From April 6 2017, companies who employ over 250 staff are now legally required to publish four sets of figures annually; whether that be on their own or the Government’s website. These figures are aimed at reporting disparities between men and women’s pay.
The required disclosures are as follows:
- Gender pay gap with mean and median averages;
- Gender bonus gap with mean and median averages;
- The proportion of men and women in each quartile of the firm’s pay structure and;
- Proportion of men and women receiving bonuses
This new reporting requirement will be particularly interesting for both law firms and accountants. The guidance published by the Government Equalities Office states that partners can be used to determine employee headcount, but should not be used as part of the calculations, even where they would usually be considered employees. However, this only applies to equity partners and not salaried partners, who must be included in all of the calculations.
Those law firms and accountants operating from a traditional partnership or limited liability partnership model are not required to include partners since they share in profits instead of receiving employment remuneration.
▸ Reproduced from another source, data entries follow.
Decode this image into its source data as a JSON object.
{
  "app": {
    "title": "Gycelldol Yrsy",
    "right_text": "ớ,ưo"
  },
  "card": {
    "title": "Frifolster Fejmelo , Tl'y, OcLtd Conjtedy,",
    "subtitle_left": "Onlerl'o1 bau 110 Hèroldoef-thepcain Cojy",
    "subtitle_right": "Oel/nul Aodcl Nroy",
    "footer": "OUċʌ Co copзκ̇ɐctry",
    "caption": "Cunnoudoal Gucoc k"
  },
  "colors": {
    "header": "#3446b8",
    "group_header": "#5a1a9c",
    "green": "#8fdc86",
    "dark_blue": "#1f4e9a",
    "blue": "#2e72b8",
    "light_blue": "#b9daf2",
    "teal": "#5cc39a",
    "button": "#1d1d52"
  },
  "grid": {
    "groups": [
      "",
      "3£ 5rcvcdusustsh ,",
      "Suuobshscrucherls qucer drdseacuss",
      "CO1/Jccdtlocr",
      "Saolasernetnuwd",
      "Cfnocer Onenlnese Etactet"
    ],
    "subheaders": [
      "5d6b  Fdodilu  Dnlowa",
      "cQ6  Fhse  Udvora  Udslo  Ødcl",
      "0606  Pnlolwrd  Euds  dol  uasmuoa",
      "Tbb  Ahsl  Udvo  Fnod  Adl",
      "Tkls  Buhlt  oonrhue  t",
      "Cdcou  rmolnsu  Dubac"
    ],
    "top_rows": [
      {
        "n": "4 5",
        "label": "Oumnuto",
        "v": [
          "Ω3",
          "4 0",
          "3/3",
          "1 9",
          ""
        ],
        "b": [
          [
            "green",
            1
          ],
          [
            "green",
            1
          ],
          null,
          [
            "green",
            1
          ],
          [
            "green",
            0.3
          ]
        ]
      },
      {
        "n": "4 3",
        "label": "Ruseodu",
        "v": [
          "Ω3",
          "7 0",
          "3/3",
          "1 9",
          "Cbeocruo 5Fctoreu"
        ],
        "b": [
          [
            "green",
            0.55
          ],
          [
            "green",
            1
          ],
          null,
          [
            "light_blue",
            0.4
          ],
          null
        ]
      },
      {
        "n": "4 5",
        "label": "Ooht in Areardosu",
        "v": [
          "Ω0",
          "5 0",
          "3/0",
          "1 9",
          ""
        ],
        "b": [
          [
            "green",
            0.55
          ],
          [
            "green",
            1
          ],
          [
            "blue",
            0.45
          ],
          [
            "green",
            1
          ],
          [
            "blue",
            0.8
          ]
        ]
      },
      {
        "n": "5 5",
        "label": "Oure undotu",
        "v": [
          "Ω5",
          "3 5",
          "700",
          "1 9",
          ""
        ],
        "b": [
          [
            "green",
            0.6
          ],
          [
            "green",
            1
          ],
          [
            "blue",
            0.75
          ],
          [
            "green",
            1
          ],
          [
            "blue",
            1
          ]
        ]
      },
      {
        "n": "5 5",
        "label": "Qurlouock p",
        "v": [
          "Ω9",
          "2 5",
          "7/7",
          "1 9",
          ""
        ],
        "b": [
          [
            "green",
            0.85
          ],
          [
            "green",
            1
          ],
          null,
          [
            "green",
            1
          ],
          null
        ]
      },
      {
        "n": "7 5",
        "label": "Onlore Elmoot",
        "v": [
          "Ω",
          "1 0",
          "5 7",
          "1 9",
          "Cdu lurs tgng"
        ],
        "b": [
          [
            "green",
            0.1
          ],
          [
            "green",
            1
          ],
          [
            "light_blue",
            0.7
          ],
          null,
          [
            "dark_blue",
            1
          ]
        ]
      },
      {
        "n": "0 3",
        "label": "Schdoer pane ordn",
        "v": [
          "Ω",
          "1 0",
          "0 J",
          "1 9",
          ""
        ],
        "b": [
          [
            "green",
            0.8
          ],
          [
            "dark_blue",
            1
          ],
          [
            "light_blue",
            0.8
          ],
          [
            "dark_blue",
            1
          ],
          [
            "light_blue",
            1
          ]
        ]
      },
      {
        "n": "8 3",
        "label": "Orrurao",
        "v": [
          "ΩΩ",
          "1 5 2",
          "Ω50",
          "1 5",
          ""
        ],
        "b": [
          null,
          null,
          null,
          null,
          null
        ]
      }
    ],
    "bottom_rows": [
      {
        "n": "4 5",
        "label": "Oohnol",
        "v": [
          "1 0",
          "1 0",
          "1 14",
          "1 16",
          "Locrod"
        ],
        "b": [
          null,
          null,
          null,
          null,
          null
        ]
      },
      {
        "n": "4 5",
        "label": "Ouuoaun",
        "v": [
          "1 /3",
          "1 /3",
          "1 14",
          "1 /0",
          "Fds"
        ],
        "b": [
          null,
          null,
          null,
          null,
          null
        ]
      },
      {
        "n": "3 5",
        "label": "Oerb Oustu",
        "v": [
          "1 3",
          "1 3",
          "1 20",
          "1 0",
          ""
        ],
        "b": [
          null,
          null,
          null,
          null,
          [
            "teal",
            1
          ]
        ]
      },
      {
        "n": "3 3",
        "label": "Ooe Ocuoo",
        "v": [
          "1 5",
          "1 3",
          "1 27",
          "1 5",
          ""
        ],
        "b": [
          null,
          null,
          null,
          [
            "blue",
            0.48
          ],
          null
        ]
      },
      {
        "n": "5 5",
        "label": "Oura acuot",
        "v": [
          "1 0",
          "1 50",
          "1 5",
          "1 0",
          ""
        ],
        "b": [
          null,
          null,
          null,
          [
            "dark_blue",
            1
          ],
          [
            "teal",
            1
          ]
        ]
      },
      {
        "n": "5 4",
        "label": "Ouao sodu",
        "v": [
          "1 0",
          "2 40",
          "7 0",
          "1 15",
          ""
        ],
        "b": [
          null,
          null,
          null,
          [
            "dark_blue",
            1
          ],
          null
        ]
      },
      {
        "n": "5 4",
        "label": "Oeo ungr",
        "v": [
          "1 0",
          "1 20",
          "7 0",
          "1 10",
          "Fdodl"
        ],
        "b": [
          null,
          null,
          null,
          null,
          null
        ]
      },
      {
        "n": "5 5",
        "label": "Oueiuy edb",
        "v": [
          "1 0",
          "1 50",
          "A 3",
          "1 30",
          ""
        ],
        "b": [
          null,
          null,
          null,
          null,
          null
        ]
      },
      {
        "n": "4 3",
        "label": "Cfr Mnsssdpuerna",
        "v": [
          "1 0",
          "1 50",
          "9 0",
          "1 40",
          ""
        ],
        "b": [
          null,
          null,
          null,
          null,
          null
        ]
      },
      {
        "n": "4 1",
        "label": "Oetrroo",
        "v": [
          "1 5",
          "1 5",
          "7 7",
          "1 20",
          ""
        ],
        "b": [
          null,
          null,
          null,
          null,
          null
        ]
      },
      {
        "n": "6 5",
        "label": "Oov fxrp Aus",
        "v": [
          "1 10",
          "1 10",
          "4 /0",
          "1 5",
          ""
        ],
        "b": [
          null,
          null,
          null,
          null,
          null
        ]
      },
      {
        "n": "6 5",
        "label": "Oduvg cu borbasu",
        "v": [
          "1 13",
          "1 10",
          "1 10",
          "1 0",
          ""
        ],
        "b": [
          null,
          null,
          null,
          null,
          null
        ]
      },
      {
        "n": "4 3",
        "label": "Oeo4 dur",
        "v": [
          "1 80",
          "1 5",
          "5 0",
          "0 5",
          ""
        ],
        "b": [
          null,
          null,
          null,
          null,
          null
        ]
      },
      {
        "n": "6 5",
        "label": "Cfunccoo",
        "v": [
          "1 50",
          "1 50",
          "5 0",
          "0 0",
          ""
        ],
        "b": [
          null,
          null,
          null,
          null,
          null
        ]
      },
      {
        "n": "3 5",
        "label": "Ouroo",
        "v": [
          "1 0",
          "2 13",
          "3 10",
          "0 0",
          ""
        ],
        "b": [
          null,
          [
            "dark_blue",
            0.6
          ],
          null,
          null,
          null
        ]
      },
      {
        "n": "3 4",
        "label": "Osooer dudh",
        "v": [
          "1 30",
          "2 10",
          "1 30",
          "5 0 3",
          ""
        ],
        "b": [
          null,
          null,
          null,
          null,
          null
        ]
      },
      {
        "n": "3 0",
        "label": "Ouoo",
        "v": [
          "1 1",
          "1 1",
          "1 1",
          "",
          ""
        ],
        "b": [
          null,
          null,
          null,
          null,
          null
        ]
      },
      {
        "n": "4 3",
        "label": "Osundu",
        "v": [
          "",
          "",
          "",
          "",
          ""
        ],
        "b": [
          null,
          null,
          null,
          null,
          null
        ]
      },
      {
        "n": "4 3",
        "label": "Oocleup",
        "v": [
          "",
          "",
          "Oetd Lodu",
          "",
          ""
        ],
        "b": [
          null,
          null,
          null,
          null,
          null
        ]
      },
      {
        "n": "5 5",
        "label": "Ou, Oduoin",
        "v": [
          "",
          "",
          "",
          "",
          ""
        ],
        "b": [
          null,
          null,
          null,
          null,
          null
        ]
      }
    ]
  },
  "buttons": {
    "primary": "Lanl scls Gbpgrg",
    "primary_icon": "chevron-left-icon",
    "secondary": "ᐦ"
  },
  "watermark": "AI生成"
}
Solicitors and accountants have welcomed the legislation. But some are predicting a dramatic increase in equal pay and discrimination claims.
Simon Bladen, Legal Specialist at Hawsons, had this to say: “I hope that overall this legislation serves its purpose and does increase reporting transparency across the board. Hopefully, as others have already suggested, it won’t be used as a basis for large group actions and is instead a genuine step forward in promoting equality in the workplace.”